Experts from the Wildlife Conservation Society, BirdLife International and other avian concerns found this fluttering critter in both the Cambodian capital – whose 2.3 million residents must have noticed it before, but perhaps were too polite to point it out to the Western birdwatchers with their nets and binoculars – and in a construction site outside of the city. This type of tailorbird, called Orthotomus chaktomuk, is now the second bird known to live exclusively inside Cambodia, the other being the pleasantly named laughingthrush giggling away in the Cardamom Mountains.
The tailorbird lives in patches of dense scrubland and went unnoticed to ornithologists for decades, despite having a look-at-me! "rufous" head and a twittering screech not unlike a rape whistle. The scientists say that the males produce lengthy ballads that are sometimes more than a minute long and strung with "overslurred" trills, while the females give a "nasal squeak consisting of a single note with harmonics." You can hear a sample of this beautiful music here.
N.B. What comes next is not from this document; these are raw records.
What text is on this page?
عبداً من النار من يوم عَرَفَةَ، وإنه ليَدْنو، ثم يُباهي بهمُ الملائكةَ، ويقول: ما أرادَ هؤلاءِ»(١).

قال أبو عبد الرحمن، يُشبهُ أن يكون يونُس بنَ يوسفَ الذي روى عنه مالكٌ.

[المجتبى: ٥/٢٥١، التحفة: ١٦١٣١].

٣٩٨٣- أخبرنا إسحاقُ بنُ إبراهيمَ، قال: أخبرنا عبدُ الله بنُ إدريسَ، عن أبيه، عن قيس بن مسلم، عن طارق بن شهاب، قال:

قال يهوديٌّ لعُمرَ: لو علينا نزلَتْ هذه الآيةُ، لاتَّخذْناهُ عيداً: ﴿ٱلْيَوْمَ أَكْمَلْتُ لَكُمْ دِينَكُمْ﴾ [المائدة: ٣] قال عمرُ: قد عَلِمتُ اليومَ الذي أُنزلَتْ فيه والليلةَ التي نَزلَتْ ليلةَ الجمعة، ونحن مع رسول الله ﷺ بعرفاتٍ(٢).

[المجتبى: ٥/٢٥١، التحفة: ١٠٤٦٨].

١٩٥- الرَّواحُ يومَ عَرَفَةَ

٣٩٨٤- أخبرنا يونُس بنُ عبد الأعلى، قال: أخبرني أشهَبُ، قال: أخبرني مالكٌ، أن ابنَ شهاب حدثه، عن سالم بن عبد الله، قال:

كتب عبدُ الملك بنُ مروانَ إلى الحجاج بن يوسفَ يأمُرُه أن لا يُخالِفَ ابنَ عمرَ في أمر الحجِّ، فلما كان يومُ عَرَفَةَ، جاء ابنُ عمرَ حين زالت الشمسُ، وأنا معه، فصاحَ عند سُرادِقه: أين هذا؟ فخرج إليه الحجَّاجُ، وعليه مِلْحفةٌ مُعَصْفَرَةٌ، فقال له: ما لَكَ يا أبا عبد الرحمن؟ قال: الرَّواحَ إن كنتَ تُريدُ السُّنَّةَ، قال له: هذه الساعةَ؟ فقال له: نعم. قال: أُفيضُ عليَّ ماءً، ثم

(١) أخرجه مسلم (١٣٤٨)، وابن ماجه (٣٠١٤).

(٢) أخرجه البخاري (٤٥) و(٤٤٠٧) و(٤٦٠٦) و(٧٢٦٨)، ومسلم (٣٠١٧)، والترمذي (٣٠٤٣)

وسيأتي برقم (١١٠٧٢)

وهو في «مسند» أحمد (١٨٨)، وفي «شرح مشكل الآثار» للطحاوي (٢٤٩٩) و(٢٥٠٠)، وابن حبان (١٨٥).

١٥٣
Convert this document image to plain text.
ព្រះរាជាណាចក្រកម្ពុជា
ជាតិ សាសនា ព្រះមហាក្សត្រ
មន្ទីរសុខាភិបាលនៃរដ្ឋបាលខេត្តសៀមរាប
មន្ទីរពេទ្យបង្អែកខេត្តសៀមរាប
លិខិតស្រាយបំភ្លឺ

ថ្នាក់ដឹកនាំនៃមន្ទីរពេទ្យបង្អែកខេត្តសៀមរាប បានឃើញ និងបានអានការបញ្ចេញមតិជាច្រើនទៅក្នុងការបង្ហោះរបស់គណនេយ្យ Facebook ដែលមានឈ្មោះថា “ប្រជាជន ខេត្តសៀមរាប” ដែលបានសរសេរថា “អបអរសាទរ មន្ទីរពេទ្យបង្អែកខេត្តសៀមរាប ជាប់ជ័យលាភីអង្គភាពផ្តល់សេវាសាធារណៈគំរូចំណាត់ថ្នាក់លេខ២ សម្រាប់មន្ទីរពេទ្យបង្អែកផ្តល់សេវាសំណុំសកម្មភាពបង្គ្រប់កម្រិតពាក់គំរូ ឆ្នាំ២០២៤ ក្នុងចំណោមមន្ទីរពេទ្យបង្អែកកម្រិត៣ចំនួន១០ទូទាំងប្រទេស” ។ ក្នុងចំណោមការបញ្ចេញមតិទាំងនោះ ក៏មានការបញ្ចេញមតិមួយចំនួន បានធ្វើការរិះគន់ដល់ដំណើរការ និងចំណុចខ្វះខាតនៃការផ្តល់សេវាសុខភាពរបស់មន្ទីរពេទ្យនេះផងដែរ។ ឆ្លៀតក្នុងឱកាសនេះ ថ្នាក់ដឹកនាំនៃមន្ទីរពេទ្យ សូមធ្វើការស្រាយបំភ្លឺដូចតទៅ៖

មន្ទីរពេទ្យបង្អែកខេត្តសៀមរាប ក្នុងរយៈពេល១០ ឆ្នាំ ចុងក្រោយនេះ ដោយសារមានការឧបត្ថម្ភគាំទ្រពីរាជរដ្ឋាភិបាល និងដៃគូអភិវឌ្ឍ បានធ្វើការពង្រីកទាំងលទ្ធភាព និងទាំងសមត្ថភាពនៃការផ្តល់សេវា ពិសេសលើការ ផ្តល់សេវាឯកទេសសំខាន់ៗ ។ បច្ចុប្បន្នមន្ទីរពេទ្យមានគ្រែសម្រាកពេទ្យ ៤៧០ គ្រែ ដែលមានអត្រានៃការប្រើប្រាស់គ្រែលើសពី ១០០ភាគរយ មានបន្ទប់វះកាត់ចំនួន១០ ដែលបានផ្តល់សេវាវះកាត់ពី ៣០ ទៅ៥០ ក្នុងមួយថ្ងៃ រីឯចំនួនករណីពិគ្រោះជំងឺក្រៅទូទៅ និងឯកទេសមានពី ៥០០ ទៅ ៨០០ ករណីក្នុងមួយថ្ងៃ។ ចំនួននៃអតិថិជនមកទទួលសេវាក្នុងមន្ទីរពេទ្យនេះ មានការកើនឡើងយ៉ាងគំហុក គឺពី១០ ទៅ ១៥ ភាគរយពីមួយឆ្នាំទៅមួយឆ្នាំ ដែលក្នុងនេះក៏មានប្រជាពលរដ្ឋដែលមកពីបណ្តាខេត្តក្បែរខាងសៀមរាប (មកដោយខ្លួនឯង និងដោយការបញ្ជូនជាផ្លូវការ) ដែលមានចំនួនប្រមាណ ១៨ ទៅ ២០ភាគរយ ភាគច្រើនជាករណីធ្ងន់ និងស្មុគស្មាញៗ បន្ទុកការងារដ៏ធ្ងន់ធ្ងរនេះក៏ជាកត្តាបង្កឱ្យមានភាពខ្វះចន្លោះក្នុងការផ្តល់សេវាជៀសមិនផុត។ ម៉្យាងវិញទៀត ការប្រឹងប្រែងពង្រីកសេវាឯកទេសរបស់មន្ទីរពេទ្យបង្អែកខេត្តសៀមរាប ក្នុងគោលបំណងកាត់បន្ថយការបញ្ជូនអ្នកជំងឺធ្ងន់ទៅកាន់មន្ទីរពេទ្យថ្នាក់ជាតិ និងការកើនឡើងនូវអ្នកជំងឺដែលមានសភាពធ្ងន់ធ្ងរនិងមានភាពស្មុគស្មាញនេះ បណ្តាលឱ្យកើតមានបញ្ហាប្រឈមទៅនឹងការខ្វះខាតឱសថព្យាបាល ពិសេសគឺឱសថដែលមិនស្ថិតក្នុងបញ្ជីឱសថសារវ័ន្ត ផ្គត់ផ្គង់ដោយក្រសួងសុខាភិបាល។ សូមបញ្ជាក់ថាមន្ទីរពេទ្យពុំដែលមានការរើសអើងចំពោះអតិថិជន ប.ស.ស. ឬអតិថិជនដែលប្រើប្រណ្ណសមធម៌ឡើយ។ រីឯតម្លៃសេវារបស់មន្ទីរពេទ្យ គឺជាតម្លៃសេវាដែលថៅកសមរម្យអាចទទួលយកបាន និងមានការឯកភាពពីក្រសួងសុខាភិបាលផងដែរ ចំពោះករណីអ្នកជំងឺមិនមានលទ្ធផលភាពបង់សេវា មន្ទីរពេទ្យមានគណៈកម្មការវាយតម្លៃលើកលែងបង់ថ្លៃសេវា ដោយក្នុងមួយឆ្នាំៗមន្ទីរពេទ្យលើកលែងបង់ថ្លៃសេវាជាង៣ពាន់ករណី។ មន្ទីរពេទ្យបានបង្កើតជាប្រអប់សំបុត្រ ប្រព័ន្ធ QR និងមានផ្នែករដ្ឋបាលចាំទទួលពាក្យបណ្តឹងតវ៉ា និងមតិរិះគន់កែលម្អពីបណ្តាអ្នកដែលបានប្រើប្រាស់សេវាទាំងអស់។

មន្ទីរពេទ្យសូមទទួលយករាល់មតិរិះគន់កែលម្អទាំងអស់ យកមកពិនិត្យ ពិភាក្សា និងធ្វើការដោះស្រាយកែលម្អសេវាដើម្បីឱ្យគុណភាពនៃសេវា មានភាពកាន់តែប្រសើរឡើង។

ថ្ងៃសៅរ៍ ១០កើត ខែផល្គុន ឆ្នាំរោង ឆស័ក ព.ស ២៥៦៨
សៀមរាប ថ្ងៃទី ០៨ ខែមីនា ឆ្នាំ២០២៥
Ornithologists have become quite interested in South Asia, due to the high number of new species popping up there and the high chance that they're endangered or heading there. Here's the Wildlife Conservation Society on the state of the region's birdlife:
The last two decades have seen a sharp increase in the number of new bird species emerging from Indochina, mostly due to exploration of remote areas. Newly described birds include various babbler species from isolated mountains in Vietnam, the bizarre bare-faced bulbul from Lao PDR and the Mekong wagtail, first described in 2001 by WCS and other partners....
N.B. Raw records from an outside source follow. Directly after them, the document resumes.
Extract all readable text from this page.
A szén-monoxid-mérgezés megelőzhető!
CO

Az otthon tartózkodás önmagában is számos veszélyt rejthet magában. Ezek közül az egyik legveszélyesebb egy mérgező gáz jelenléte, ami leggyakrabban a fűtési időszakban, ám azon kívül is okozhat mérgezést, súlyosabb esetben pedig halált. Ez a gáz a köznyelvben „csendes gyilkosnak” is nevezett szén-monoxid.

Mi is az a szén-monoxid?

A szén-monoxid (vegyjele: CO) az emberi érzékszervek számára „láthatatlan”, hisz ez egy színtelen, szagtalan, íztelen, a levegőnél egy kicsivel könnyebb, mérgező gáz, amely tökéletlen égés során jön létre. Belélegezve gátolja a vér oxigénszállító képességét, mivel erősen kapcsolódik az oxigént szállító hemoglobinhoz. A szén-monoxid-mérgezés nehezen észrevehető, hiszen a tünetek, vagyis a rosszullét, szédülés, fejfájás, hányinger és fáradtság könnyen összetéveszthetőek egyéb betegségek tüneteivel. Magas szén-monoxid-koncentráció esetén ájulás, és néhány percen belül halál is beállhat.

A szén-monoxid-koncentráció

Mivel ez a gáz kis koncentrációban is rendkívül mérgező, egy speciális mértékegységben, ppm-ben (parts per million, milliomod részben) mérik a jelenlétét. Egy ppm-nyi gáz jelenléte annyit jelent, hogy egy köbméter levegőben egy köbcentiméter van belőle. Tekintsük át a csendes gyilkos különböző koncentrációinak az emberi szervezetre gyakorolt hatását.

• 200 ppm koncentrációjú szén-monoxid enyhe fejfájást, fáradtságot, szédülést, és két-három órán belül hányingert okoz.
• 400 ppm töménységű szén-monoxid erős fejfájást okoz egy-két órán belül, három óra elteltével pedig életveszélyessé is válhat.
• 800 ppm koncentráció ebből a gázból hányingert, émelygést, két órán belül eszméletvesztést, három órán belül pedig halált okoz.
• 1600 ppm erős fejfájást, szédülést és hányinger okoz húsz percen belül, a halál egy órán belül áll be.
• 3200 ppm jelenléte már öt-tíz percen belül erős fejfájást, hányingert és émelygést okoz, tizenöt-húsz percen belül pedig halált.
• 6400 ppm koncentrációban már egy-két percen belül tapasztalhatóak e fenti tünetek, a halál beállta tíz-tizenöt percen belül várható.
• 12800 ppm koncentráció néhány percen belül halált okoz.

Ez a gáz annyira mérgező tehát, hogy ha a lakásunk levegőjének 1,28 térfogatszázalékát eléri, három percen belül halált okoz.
Steve Zack, WCS Coordinator of Bird Conservation, said, “Asia contains a spectacular concentration of bird life, but is also under sharply increasing threats ranging from large scale development projects to illegal hunting. Further work is needed to better understand the distribution and ecology of this exciting newly described species to determine its conservation needs.”
Indeed, the scientists are recommending that the tailorbird be put on the "Red List" of threatened species maintained by the International Union for Conservation of Nature. There are more details about this novel animal in the August edition of the Oriental Bird Club's journal, the Forktail, although be warned there are photos of dead birds lined up in sad little arrays.